In a dispatch from an event in rural Pennsylvania, Shalev’s prose meanders nearly as much as a Trump diatribe itself, from questioning the playlist to comparing Trump supporters with Netanyahu backers, though he homes in on one central point: Trump voters are living in a world of their own.

“The belief in a giant all-encompassing conspiracy which oppresses them is the one area in which the seemingly pleasant audience seems to go over the edge,” he writes. “These amiable and largely well behaved Average Joes and Plain Janes come from the same planet as everyone else but they live in an alternate universe nonetheless. When Trump warns of a ‘rigged’ election, they nod in agreement, even though no evidence has ever been uncovered of massive voter fraud in the United States. But they don’t believe any establishment ‘evidence’ anyway, because everyone is in on the fix: the government, the media, the pollsters, and the politicians on both left and right.”

It’s not just Trump supporters who are into conspiracy theories.
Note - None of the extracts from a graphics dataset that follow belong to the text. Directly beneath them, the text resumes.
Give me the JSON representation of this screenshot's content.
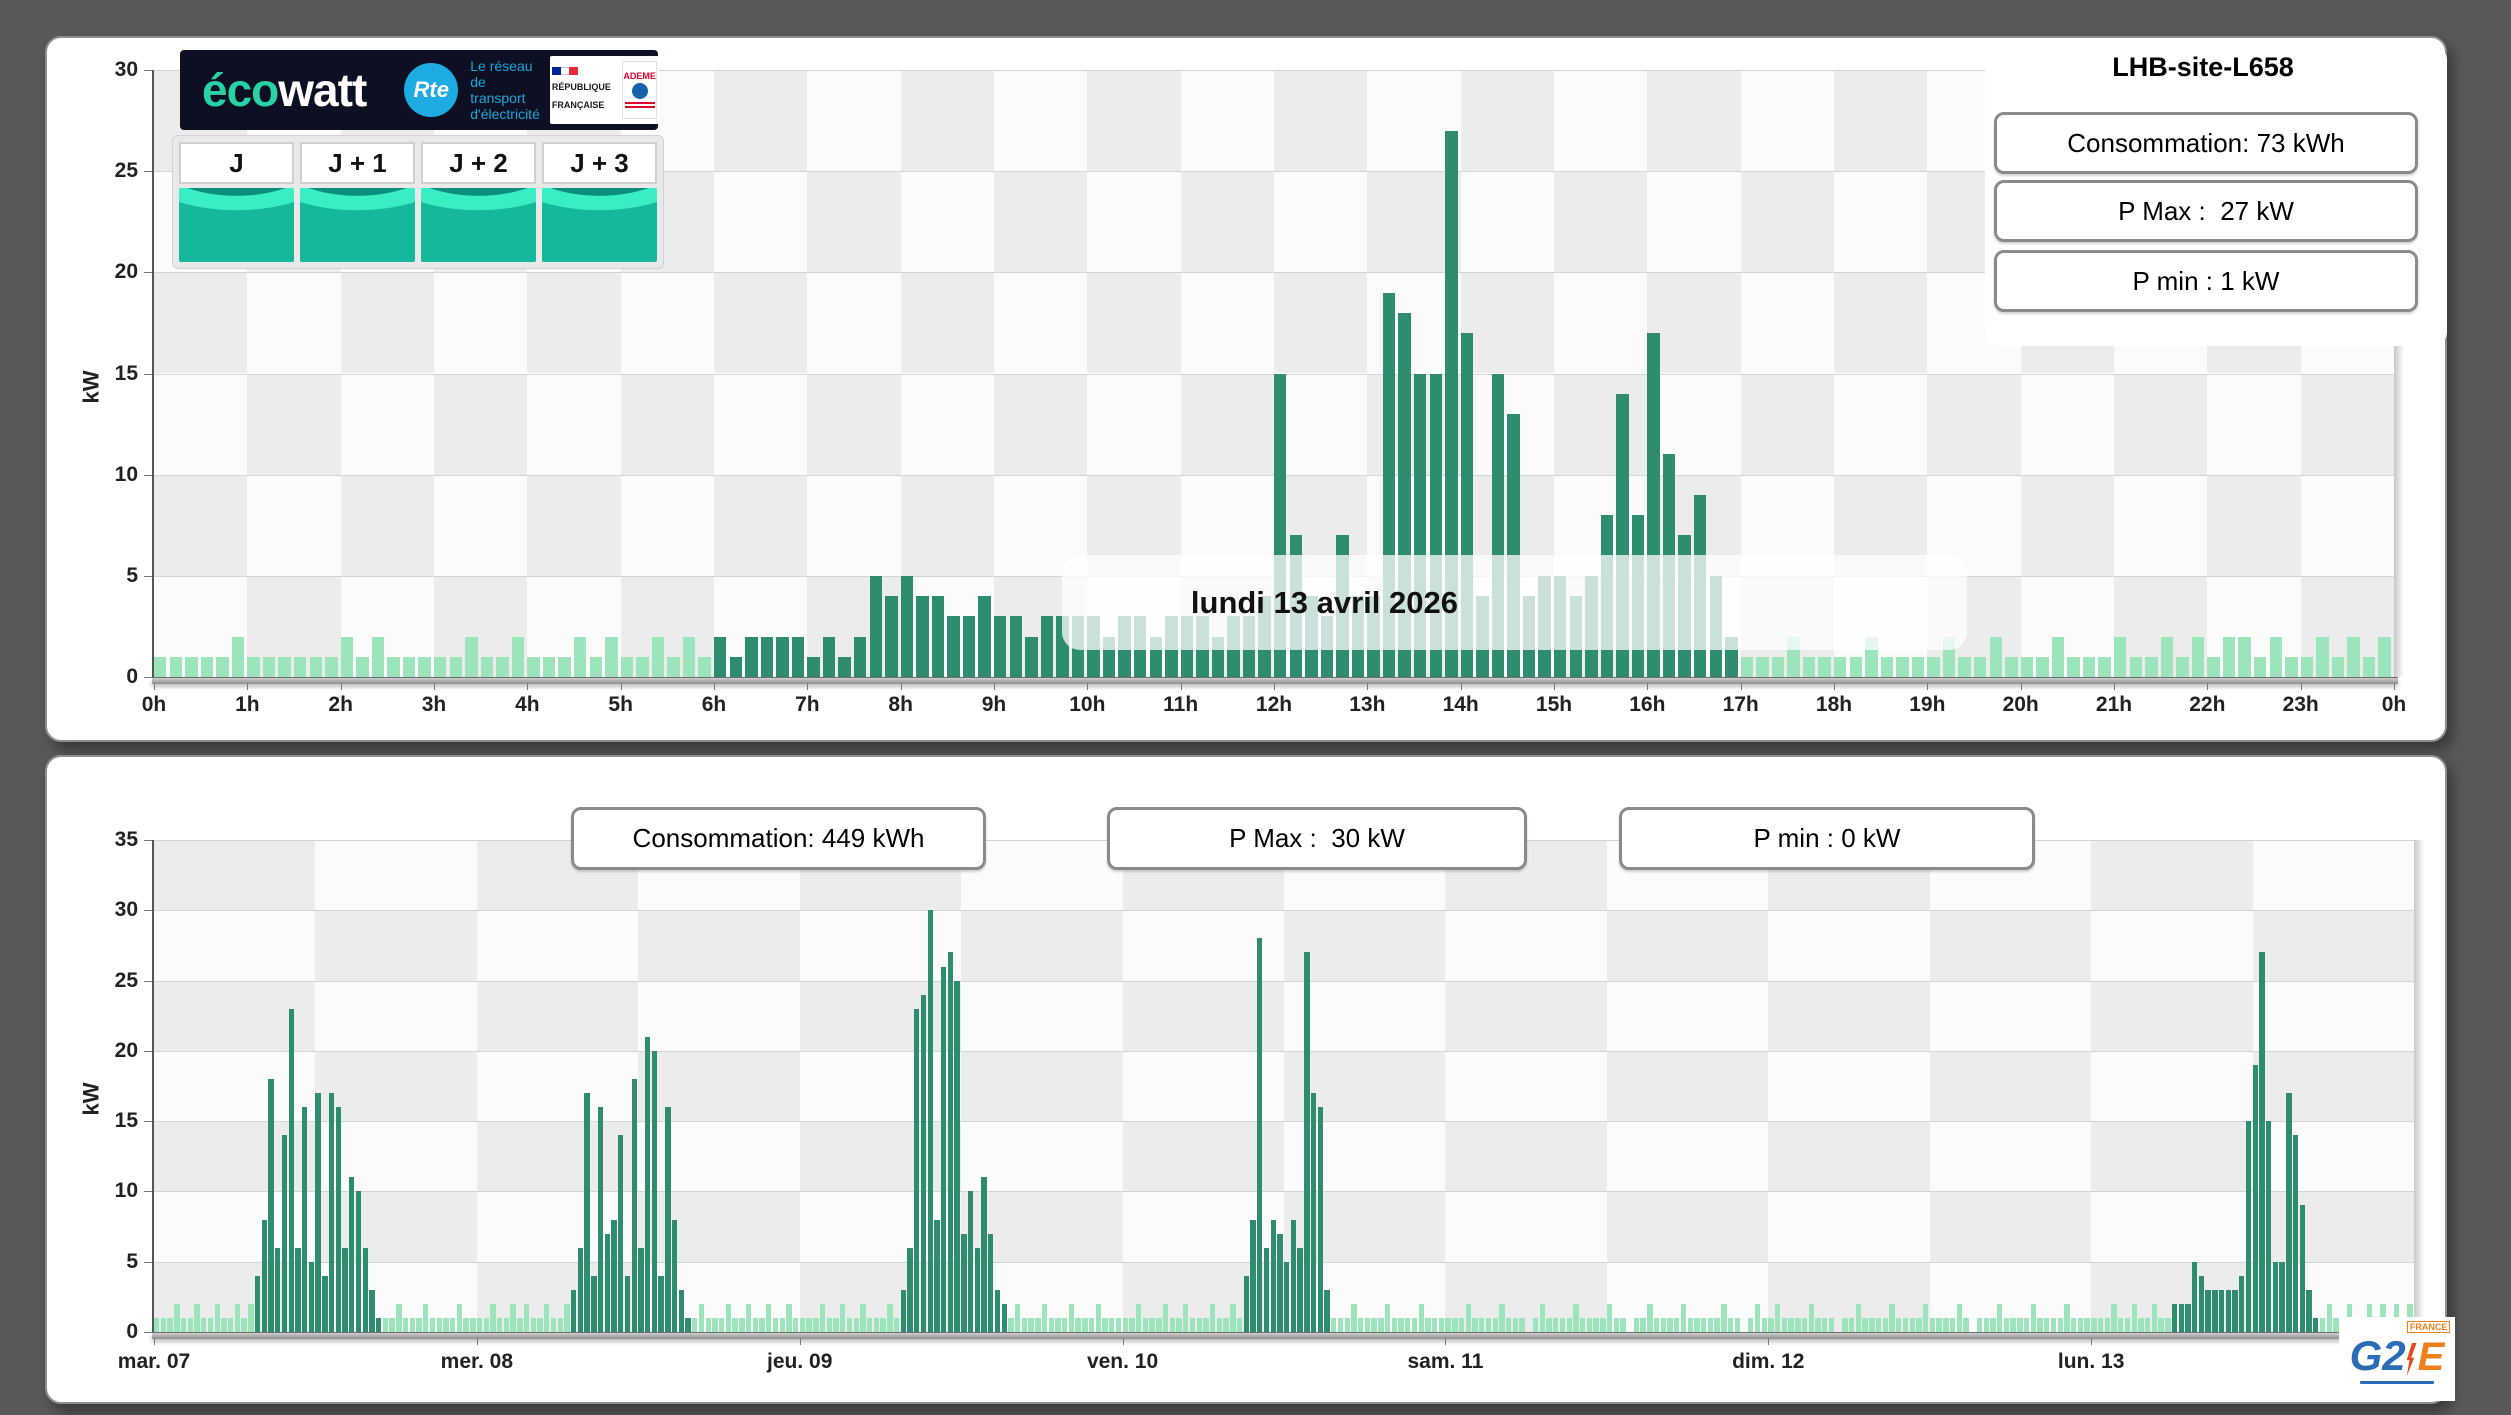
{
  "colors": {
    "background": "#595959",
    "bar_light": "#9ce4ba",
    "bar_dark": "#2f8d6f",
    "checker_gray": "#ececec",
    "checker_white": "#fbfbfb",
    "ecowatt_teal": "#27d3a4",
    "rte_blue": "#1cabe2",
    "g2e_blue": "#2a6cb5",
    "g2e_orange": "#f08019"
  },
  "branding": {
    "ecowatt_eco": "éco",
    "ecowatt_watt": "watt",
    "rte": "Rte",
    "rte_tagline": "Le réseau de transport d'électricité",
    "republique": "RÉPUBLIQUE FRANÇAISE",
    "ademe": "ADEME",
    "g2e_g2": "G2",
    "g2e_e": "E",
    "g2e_france": "FRANCE"
  },
  "forecast_tiles": {
    "labels": [
      "J",
      "J + 1",
      "J + 2",
      "J + 3"
    ]
  },
  "chart_data": [
    {
      "id": "daily",
      "type": "bar",
      "title": "LHB-site-L658",
      "date_label": "lundi 13 avril 2026",
      "stats": [
        "Consommation: 73 kWh",
        "P Max :  27 kW",
        "P min : 1 kW"
      ],
      "ylabel": "kW",
      "ylim": [
        0,
        30
      ],
      "y_ticks": [
        0,
        5,
        10,
        15,
        20,
        25,
        30
      ],
      "x_tick_labels": [
        "0h",
        "1h",
        "2h",
        "3h",
        "4h",
        "5h",
        "6h",
        "7h",
        "8h",
        "9h",
        "10h",
        "11h",
        "12h",
        "13h",
        "14h",
        "15h",
        "16h",
        "17h",
        "18h",
        "19h",
        "20h",
        "21h",
        "22h",
        "23h",
        "0h"
      ],
      "resolution_minutes": 10,
      "grid": true,
      "legend": "none",
      "values": [
        1,
        1,
        1,
        1,
        1,
        2,
        1,
        1,
        1,
        1,
        1,
        1,
        2,
        1,
        2,
        1,
        1,
        1,
        1,
        1,
        2,
        1,
        1,
        2,
        1,
        1,
        1,
        2,
        1,
        2,
        1,
        1,
        2,
        1,
        2,
        1,
        2,
        1,
        2,
        2,
        2,
        2,
        1,
        2,
        1,
        2,
        5,
        4,
        5,
        4,
        4,
        3,
        3,
        4,
        3,
        3,
        2,
        3,
        3,
        3,
        3,
        2,
        3,
        3,
        2,
        3,
        3,
        3,
        2,
        3,
        3,
        4,
        15,
        7,
        4,
        3,
        7,
        4,
        4,
        19,
        18,
        15,
        15,
        27,
        17,
        4,
        15,
        13,
        4,
        5,
        5,
        4,
        5,
        8,
        14,
        8,
        17,
        11,
        7,
        9,
        5,
        2,
        1,
        1,
        1,
        2,
        1,
        1,
        1,
        1,
        2,
        1,
        1,
        1,
        1,
        2,
        1,
        1,
        2,
        1,
        1,
        1,
        2,
        1,
        1,
        1,
        2,
        1,
        1,
        2,
        1,
        2,
        1,
        2,
        2,
        1,
        2,
        1,
        1,
        2,
        1,
        2,
        1,
        2
      ],
      "measured_ranges": [
        [
          36,
          101
        ]
      ]
    },
    {
      "id": "weekly",
      "type": "bar",
      "stats": [
        "Consommation: 449 kWh",
        "P Max :  30 kW",
        "P min : 0 kW"
      ],
      "ylabel": "kW",
      "ylim": [
        0,
        35
      ],
      "y_ticks": [
        0,
        5,
        10,
        15,
        20,
        25,
        30,
        35
      ],
      "x_tick_labels": [
        "mar. 07",
        "mer. 08",
        "jeu. 09",
        "ven. 10",
        "sam. 11",
        "dim. 12",
        "lun. 13"
      ],
      "resolution_minutes": 30,
      "grid": true,
      "legend": "none",
      "values": [
        1,
        1,
        1,
        2,
        1,
        1,
        2,
        1,
        1,
        2,
        1,
        1,
        2,
        1,
        2,
        4,
        8,
        18,
        6,
        14,
        23,
        6,
        16,
        5,
        17,
        4,
        17,
        16,
        6,
        11,
        10,
        6,
        3,
        1,
        1,
        1,
        2,
        1,
        1,
        1,
        2,
        1,
        1,
        1,
        1,
        2,
        1,
        1,
        1,
        1,
        2,
        1,
        1,
        2,
        1,
        2,
        1,
        1,
        2,
        1,
        1,
        2,
        3,
        6,
        17,
        4,
        16,
        7,
        8,
        14,
        4,
        18,
        6,
        21,
        20,
        4,
        16,
        8,
        3,
        1,
        1,
        2,
        1,
        1,
        1,
        2,
        1,
        1,
        2,
        1,
        1,
        2,
        1,
        1,
        2,
        1,
        1,
        1,
        1,
        2,
        1,
        1,
        2,
        1,
        1,
        2,
        1,
        1,
        1,
        2,
        1,
        3,
        6,
        23,
        24,
        30,
        8,
        26,
        27,
        25,
        7,
        10,
        6,
        11,
        7,
        3,
        2,
        1,
        2,
        1,
        1,
        1,
        2,
        1,
        1,
        1,
        2,
        1,
        1,
        1,
        2,
        1,
        1,
        1,
        1,
        1,
        2,
        1,
        1,
        1,
        2,
        1,
        1,
        2,
        1,
        1,
        1,
        2,
        1,
        1,
        2,
        1,
        4,
        8,
        28,
        6,
        8,
        7,
        5,
        8,
        6,
        27,
        17,
        16,
        3,
        1,
        1,
        1,
        2,
        1,
        1,
        1,
        1,
        2,
        1,
        1,
        1,
        1,
        2,
        1,
        1,
        1,
        1,
        1,
        1,
        2,
        1,
        1,
        1,
        1,
        2,
        1,
        1,
        1,
        0,
        1,
        2,
        1,
        1,
        1,
        1,
        2,
        1,
        1,
        1,
        1,
        2,
        1,
        1,
        0,
        1,
        1,
        2,
        1,
        1,
        1,
        1,
        2,
        1,
        1,
        1,
        1,
        1,
        2,
        1,
        1,
        0,
        1,
        2,
        1,
        1,
        2,
        1,
        1,
        1,
        1,
        2,
        1,
        1,
        1,
        0,
        1,
        1,
        2,
        1,
        1,
        1,
        1,
        2,
        1,
        1,
        1,
        1,
        2,
        1,
        1,
        1,
        1,
        2,
        1,
        0,
        1,
        1,
        1,
        2,
        1,
        1,
        1,
        1,
        2,
        1,
        1,
        1,
        1,
        2,
        1,
        1,
        1,
        1,
        1,
        1,
        2,
        1,
        1,
        2,
        1,
        1,
        2,
        1,
        1,
        2,
        2,
        2,
        5,
        4,
        3,
        3,
        3,
        3,
        3,
        4,
        15,
        19,
        27,
        15,
        5,
        5,
        17,
        14,
        9,
        3,
        1,
        1,
        2,
        1,
        1,
        2,
        1,
        1,
        2,
        1,
        2,
        1,
        2,
        1,
        2
      ],
      "measured_ranges": [
        [
          15,
          33
        ],
        [
          62,
          79
        ],
        [
          111,
          126
        ],
        [
          162,
          174
        ],
        [
          300,
          321
        ]
      ]
    }
  ]
}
Yedioth devotes a whole two-page spread to writing about a supposed “October surprise” and what it could do to the campaign.

For Trump, the paper notes, The New York Times’ publication of tax filings showing he may have bailed on federal taxes for 15 years were just that, though it’s hard to see how much damage it will do.
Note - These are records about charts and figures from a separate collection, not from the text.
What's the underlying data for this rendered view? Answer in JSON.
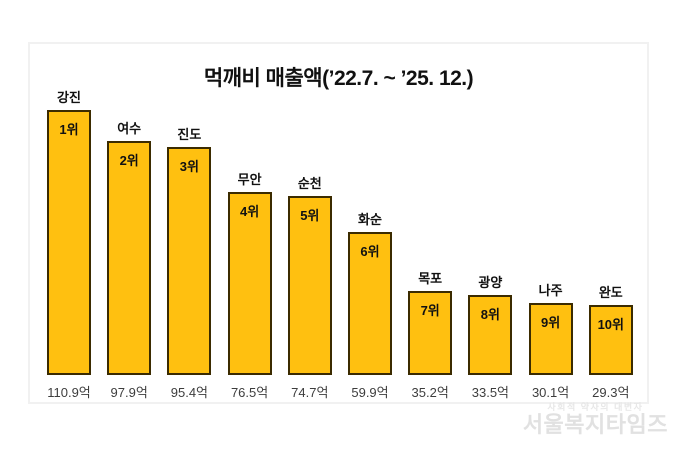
{
  "chart_data": {
    "type": "bar",
    "title": "먹깨비 매출액(’22.7. ~ ’25. 12.)",
    "categories": [
      "강진",
      "여수",
      "진도",
      "무안",
      "순천",
      "화순",
      "목포",
      "광양",
      "나주",
      "완도"
    ],
    "values": [
      110.9,
      97.9,
      95.4,
      76.5,
      74.7,
      59.9,
      35.2,
      33.5,
      30.1,
      29.3
    ],
    "rank_labels": [
      "1위",
      "2위",
      "3위",
      "4위",
      "5위",
      "6위",
      "7위",
      "8위",
      "9위",
      "10위"
    ],
    "value_labels": [
      "110.9억",
      "97.9억",
      "95.4억",
      "76.5억",
      "74.7억",
      "59.9억",
      "35.2억",
      "33.5억",
      "30.1억",
      "29.3억"
    ],
    "unit": "억",
    "ylim": [
      0,
      120
    ],
    "grid": false,
    "axes_shown": false,
    "legend": null,
    "bar_fill_color": "#FFC010",
    "bar_border_color": "#3B2B00"
  },
  "watermark": {
    "tagline": "사회적 약자의 대변자",
    "brand": "서울복지타임즈"
  },
  "colors": {
    "background": "#ffffff",
    "frame_border": "#f1f1f1",
    "label_text": "#111111",
    "value_text": "#3d3d3d",
    "watermark_text": "#e1e1e1"
  }
}
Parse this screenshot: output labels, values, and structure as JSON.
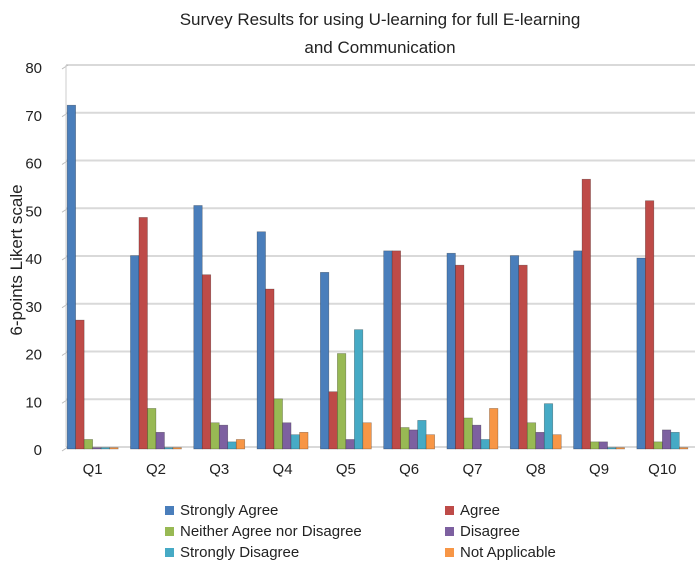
{
  "chart_data": {
    "type": "bar",
    "title": "Survey Results for using U-learning for full E-learning and Communication",
    "title_lines": [
      "Survey Results for using U-learning for full E-learning",
      "and Communication"
    ],
    "xlabel": "",
    "ylabel": "6-points Likert scale",
    "ylim": [
      0,
      80
    ],
    "yticks": [
      0,
      10,
      20,
      30,
      40,
      50,
      60,
      70,
      80
    ],
    "grid": true,
    "legend_position": "bottom",
    "categories": [
      "Q1",
      "Q2",
      "Q3",
      "Q4",
      "Q5",
      "Q6",
      "Q7",
      "Q8",
      "Q9",
      "Q10"
    ],
    "series": [
      {
        "name": "Strongly Agree",
        "color": "#4a7ebb",
        "values": [
          72,
          40.5,
          51,
          45.5,
          37,
          41.5,
          41,
          40.5,
          41.5,
          40
        ]
      },
      {
        "name": "Agree",
        "color": "#be4b48",
        "values": [
          27,
          48.5,
          36.5,
          33.5,
          12,
          41.5,
          38.5,
          38.5,
          56.5,
          52
        ]
      },
      {
        "name": "Neither Agree nor Disagree",
        "color": "#98b954",
        "values": [
          2,
          8.5,
          5.5,
          10.5,
          20,
          4.5,
          6.5,
          5.5,
          1.5,
          1.5
        ]
      },
      {
        "name": "Disagree",
        "color": "#7d60a0",
        "values": [
          0.3,
          3.5,
          5,
          5.5,
          2,
          4,
          5,
          3.5,
          1.5,
          4
        ]
      },
      {
        "name": "Strongly Disagree",
        "color": "#46aac5",
        "values": [
          0.3,
          0.3,
          1.5,
          3,
          25,
          6,
          2,
          9.5,
          0.3,
          3.5
        ]
      },
      {
        "name": "Not Applicable",
        "color": "#f79646",
        "values": [
          0.3,
          0.3,
          2,
          3.5,
          5.5,
          3,
          8.5,
          3,
          0.3,
          0.3
        ]
      }
    ]
  }
}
But for Hillary Clinton, who has taken the lead, a shocking development like the fabled “surprise” is the only thing between her and the White House.

Noting that Wikileaks founder Julian Assange failed to deliver a bombshell, the paper writes that Trump supporters are casting their eyes to the swirling waters of the Caribbean Sea instead.

“The Trump camp is perhaps hoping for a miracle from heaven, literally,” Tzipi Shmulovich and Benjamin Tobias write. “Yesterday Hurricane Matthew lashed Haiti with 230 kmh winds and category 4 strength, one below the largest. Thousands were evacuated, but from the US perspective, the drama will come Thursday, when the hurricane is expected to hit the southeast coast, from Florida to North Carolina. Among Trump supporters, some hope that if negligence is uncovered in hurricane preparations, they will be able to blame the Obama administration – and from there it’s a short path to Hillary (despite the fact that she doesn’t hold any official position in the government.) What’s for sure is that it will be stormy.”